Although the number of fixes may seem high, it's actually less than half of the last Oracle bunch, which counted 82 fixes.

Oracle's Critical Patch Update (CPU) for April contains 14 patches that fix the three-dozen flaws, several of which the company said could be easily and broadly exploited. Most of the bugs could be attacked remotely.

Although Oracle doesn't use a ranking system similar to Microsoft's or Apple's that detail the most critical vulnerabilities, in a separate alert to its customers security giant Symantec rated the urgency of patching as "10," its highest ranking. Danish vulnerability tracker Secunia, meanwhile, tagged the CPU as "Highly critical," its second-from-the-top rating.

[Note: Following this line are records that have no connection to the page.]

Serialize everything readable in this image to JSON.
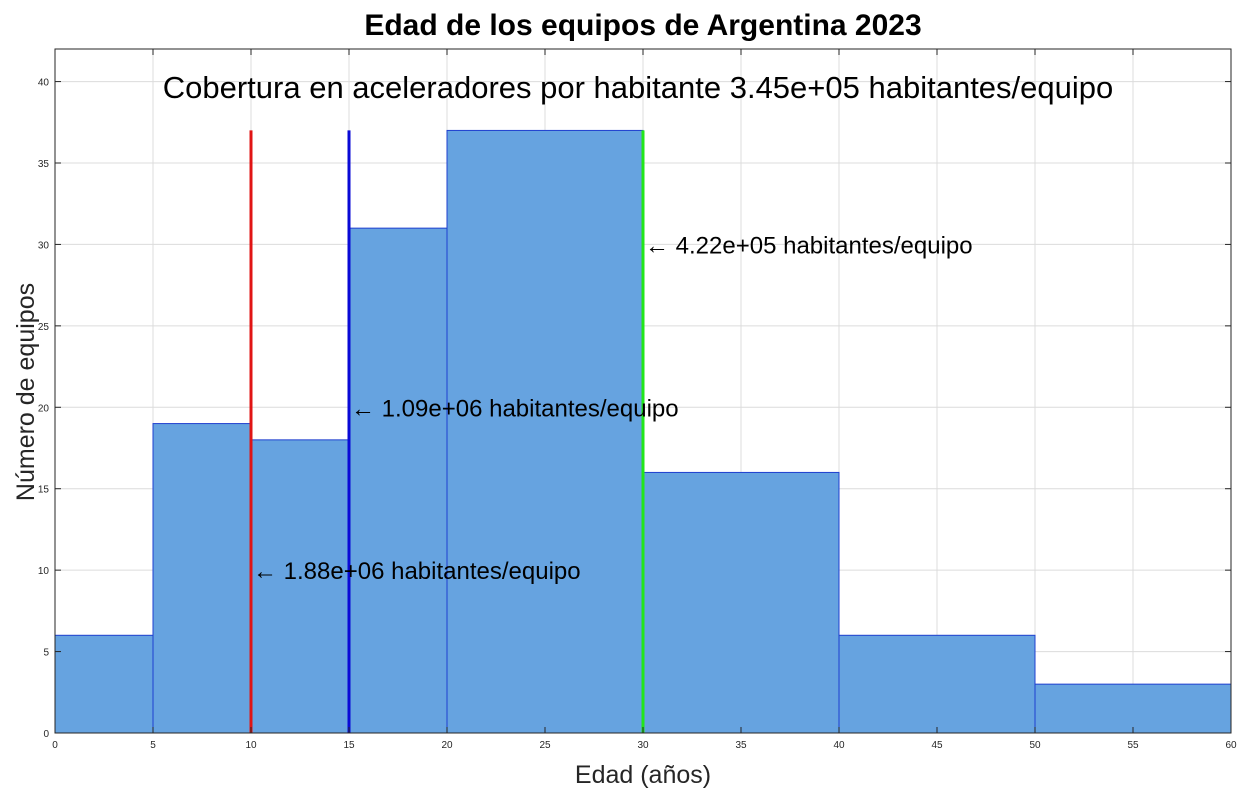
{
  "chart_data": {
    "type": "bar",
    "title": "Edad de los equipos de Argentina 2023",
    "subtitle": "Cobertura en aceleradores por habitante 3.45e+05 habitantes/equipo",
    "xlabel": "Edad (años)",
    "ylabel": "Número de equipos",
    "xlim": [
      0,
      60
    ],
    "ylim": [
      0,
      42
    ],
    "grid": true,
    "xticks": [
      0,
      5,
      10,
      15,
      20,
      25,
      30,
      35,
      40,
      45,
      50,
      55,
      60
    ],
    "yticks": [
      0,
      5,
      10,
      15,
      20,
      25,
      30,
      35,
      40
    ],
    "bins": [
      {
        "from": 0,
        "to": 5,
        "value": 6
      },
      {
        "from": 5,
        "to": 10,
        "value": 19
      },
      {
        "from": 10,
        "to": 15,
        "value": 18
      },
      {
        "from": 15,
        "to": 20,
        "value": 31
      },
      {
        "from": 20,
        "to": 30,
        "value": 37
      },
      {
        "from": 30,
        "to": 40,
        "value": 16
      },
      {
        "from": 40,
        "to": 50,
        "value": 6
      },
      {
        "from": 50,
        "to": 60,
        "value": 3
      }
    ],
    "bar_color": "#66a3e0",
    "bar_edge_color": "#1f3fcf",
    "markers": [
      {
        "x": 10,
        "height": 37,
        "color": "#e01414",
        "label": "1.88e+06 habitantes/equipo",
        "label_y": 10
      },
      {
        "x": 15,
        "height": 37,
        "color": "#0a0ad6",
        "label": "1.09e+06 habitantes/equipo",
        "label_y": 20
      },
      {
        "x": 30,
        "height": 37,
        "color": "#22e61a",
        "label": "4.22e+05 habitantes/equipo",
        "label_y": 30
      }
    ],
    "arrow_glyph": "←"
  }
}
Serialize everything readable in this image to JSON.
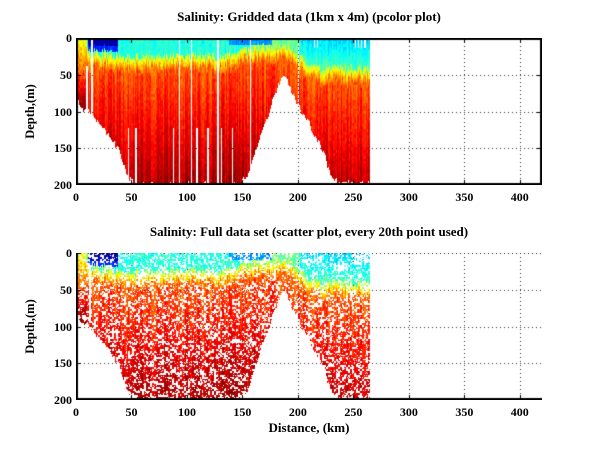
{
  "colors": {
    "background": "#ffffff",
    "axis": "#000000",
    "grid_dots": "#303030",
    "text": "#000000",
    "colormap": "jet",
    "jet_dark_blue": "#00008f",
    "jet_cyan": "#00ffff",
    "jet_yellow": "#ffff00",
    "jet_dark_red": "#8f0000"
  },
  "chart_data": [
    {
      "type": "heatmap",
      "title": "Salinity: Gridded data (1km x 4m) (pcolor plot)",
      "xlabel": "",
      "ylabel": "Depth,(m)",
      "xlim": [
        0,
        420
      ],
      "depth_lim": [
        0,
        200
      ],
      "xticks": [
        0,
        50,
        100,
        150,
        200,
        250,
        300,
        350,
        400
      ],
      "yticks": [
        0,
        50,
        100,
        150,
        200
      ],
      "grid": "dotted",
      "box": true,
      "colormap": "jet",
      "cell_km": 1,
      "cell_m": 4,
      "speckle": 0,
      "gaps_full_km": [
        14.5,
        93.5,
        104,
        128,
        157,
        200.5
      ],
      "gaps_deep_km": [
        47,
        54,
        88,
        109,
        119,
        131,
        141
      ],
      "gaps_deep_zmin_m": 122,
      "gaps_mid": [
        {
          "km": 9.8,
          "zmin": 38,
          "zmax": 200
        }
      ],
      "gaps_surface_km": [
        215,
        217.5,
        252,
        254.5,
        257.5,
        260.5
      ],
      "gaps_surface_zmax_m": 13,
      "seed_offset": 0
    },
    {
      "type": "scatter",
      "title": "Salinity: Full data set (scatter plot, every 20th point used)",
      "xlabel": "Distance, (km)",
      "ylabel": "Depth,(m)",
      "xlim": [
        0,
        420
      ],
      "depth_lim": [
        0,
        200
      ],
      "xticks": [
        0,
        50,
        100,
        150,
        200,
        250,
        300,
        350,
        400
      ],
      "yticks": [
        0,
        50,
        100,
        150,
        200
      ],
      "grid": "dotted",
      "box": false,
      "colormap": "jet",
      "speckle": 0.26,
      "speckle_fine": 0.12,
      "extra_speckle": {
        "km_min": 248,
        "km_max": 265,
        "zmax": 14,
        "p": 0.45
      },
      "gaps_full_km": [],
      "gaps_deep_km": [],
      "gaps_deep_zmin_m": 122,
      "gaps_mid": [
        {
          "km": 12.5,
          "zmin": 18,
          "zmax": 95
        }
      ],
      "gaps_surface_km": [
        215,
        217.5,
        252,
        254.5,
        257.5,
        260.5
      ],
      "gaps_surface_zmax_m": 13,
      "seed_offset": 7
    }
  ],
  "field_model": {
    "data_extent_km": [
      0,
      265
    ],
    "seafloor_profile": {
      "km": [
        0,
        10,
        20,
        30,
        40,
        48,
        53,
        147,
        154,
        161,
        169,
        177,
        184,
        189,
        194,
        202,
        210,
        218,
        226,
        232,
        236,
        261,
        265
      ],
      "depth_m": [
        88,
        96,
        112,
        132,
        158,
        192,
        200,
        200,
        188,
        158,
        122,
        88,
        60,
        56,
        72,
        98,
        118,
        140,
        168,
        192,
        200,
        200,
        196
      ]
    },
    "halocline_top_profile": {
      "km": [
        0,
        10,
        45,
        60,
        90,
        130,
        150,
        170,
        185,
        195,
        203,
        212,
        255,
        265
      ],
      "depth_m": [
        14,
        18,
        26,
        26,
        22,
        26,
        18,
        13,
        11,
        16,
        28,
        40,
        42,
        42
      ]
    },
    "surface_regions": [
      {
        "km": [
          0,
          9.5
        ],
        "t": 0.6,
        "desc": "salty yellow-orange water at left edge"
      },
      {
        "km": [
          11,
          38
        ],
        "t": 0.035,
        "desc": "very fresh dark-navy surface plume"
      },
      {
        "km": [
          138,
          177
        ],
        "t": 0.27,
        "desc": "darker blue surface band near sill"
      },
      {
        "km": [
          158,
          201
        ],
        "t": 0.49,
        "desc": "greenish mixed surface water over sill crest"
      },
      {
        "km": [
          203,
          265
        ],
        "t": 0.33,
        "desc": "deep cyan fresh layer on right side"
      },
      {
        "km": "elsewhere",
        "t": 0.41,
        "desc": "cyan fresh surface layer"
      }
    ],
    "vertical_structure": {
      "surface_layer": "fresh (cyan/blue), 10-45 m thick",
      "halocline": "green-yellow-orange transition ~20 m thick",
      "deep_layer": "salty red to dark-red down to 200 m",
      "deep_t_base": 0.8,
      "deep_t_gain": 0.16
    }
  }
}
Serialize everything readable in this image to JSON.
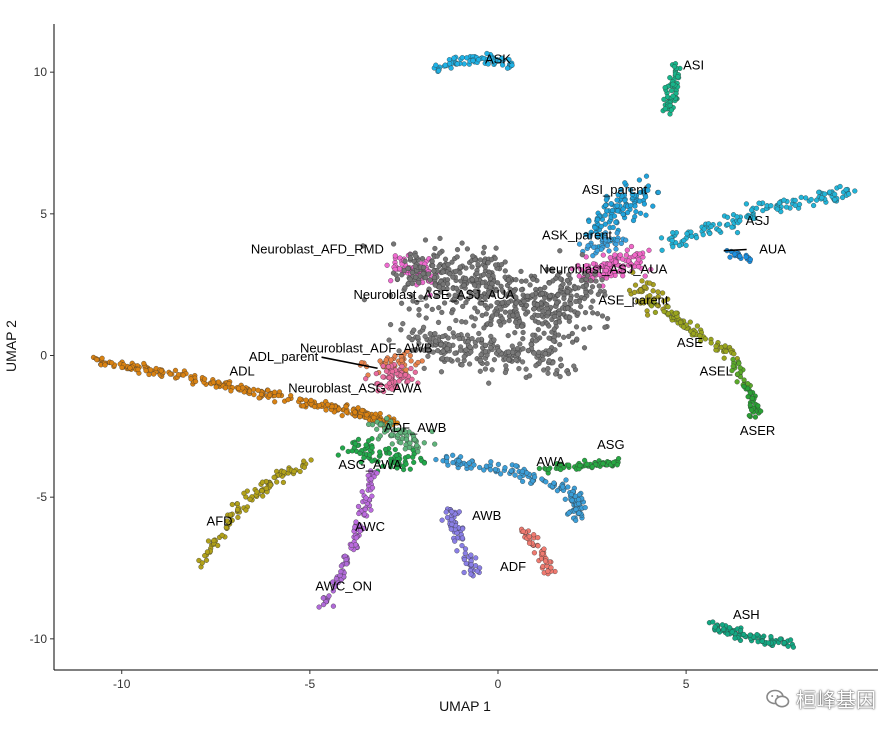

"Several of these vulnerabilities are significant, and should be patched as soon as possible," Symantec wrote to subscribers of its DeepSight Threat Management System. "No workarounds for these issues have been published by Oracle."

Ron Ben-Natan, the chief technology officer of database security company Guardium, agreed. "Many of the vulnerabilities are easy to exploit and do not require advanced knowledge or skills," he said in an e-mail to TechWeb on Wednesday.

"Identity thieves search for the weakest link in database security, often using one small vulnerability to compromise multiple subsystems within the database engine," Ben-Natan added. "These patches are essential."

Tuesday's bugs affect Oracle Database, Oracle Application Server, Oracle Collaboration Server, Oracle E-Business Suite and Applications, Oracle Pharmaceutical Applications, Oracle Enterprise Manager, and Oracle Peoplesoft Enterprise and JD Edwards EnterpriseOne.

As always, Oracle remained tight-lipped about the vulnerabilities, although it published a risk matrix in its advisory to guide system administrators in prioritizing the patch process. Among the bugs Oracle patched was one within the PLSQL (Procedural Language/Structured Query Language) Gateway, software used by several Oracle products, including Application Server and HTTP Server, to tie the company's database with Web-based apps.

Earlier this year, David Litchfield, managing director of U.K.-based Next Generation Security Software (NGS) and a frequent Oracle critic, tussled with the Redwood Shores, Calif.-based company over the PLSQL vulnerability. At the Black Hat Federal 2006 conference in late January, Litchfield disclosed the zero-day bug, called it "critical," and produced an unsanctioned fix.

At the time, Litchfield hammered Oracle for slow patching. "I don't think leaving their customers vulnerable for another 3 months (or perhaps even longer) until the next CPU [Critical Patch Update] is reasonable," he said then, "especially when this bug is so easy to fix and easy to workaround."

Tuesday, however, Oracle's advisory credited Litchfield, among several others, as having brought bugs to its attention.

Also on Tuesday, Litchfield said in an entry to the Full Disclosure security mailing list that NGS would withhold details of the numerous new Oracle bugs it had uncovered.

"Full details will be published on the Tuesday, 18th of July 2006. This three month window will allow Oracle database administrators the time needed to test and apply the patch set before the details are released to the general public," he said.

Patches for the 36 vulnerabilities can be downloaded by Oracle users from the Metalink site.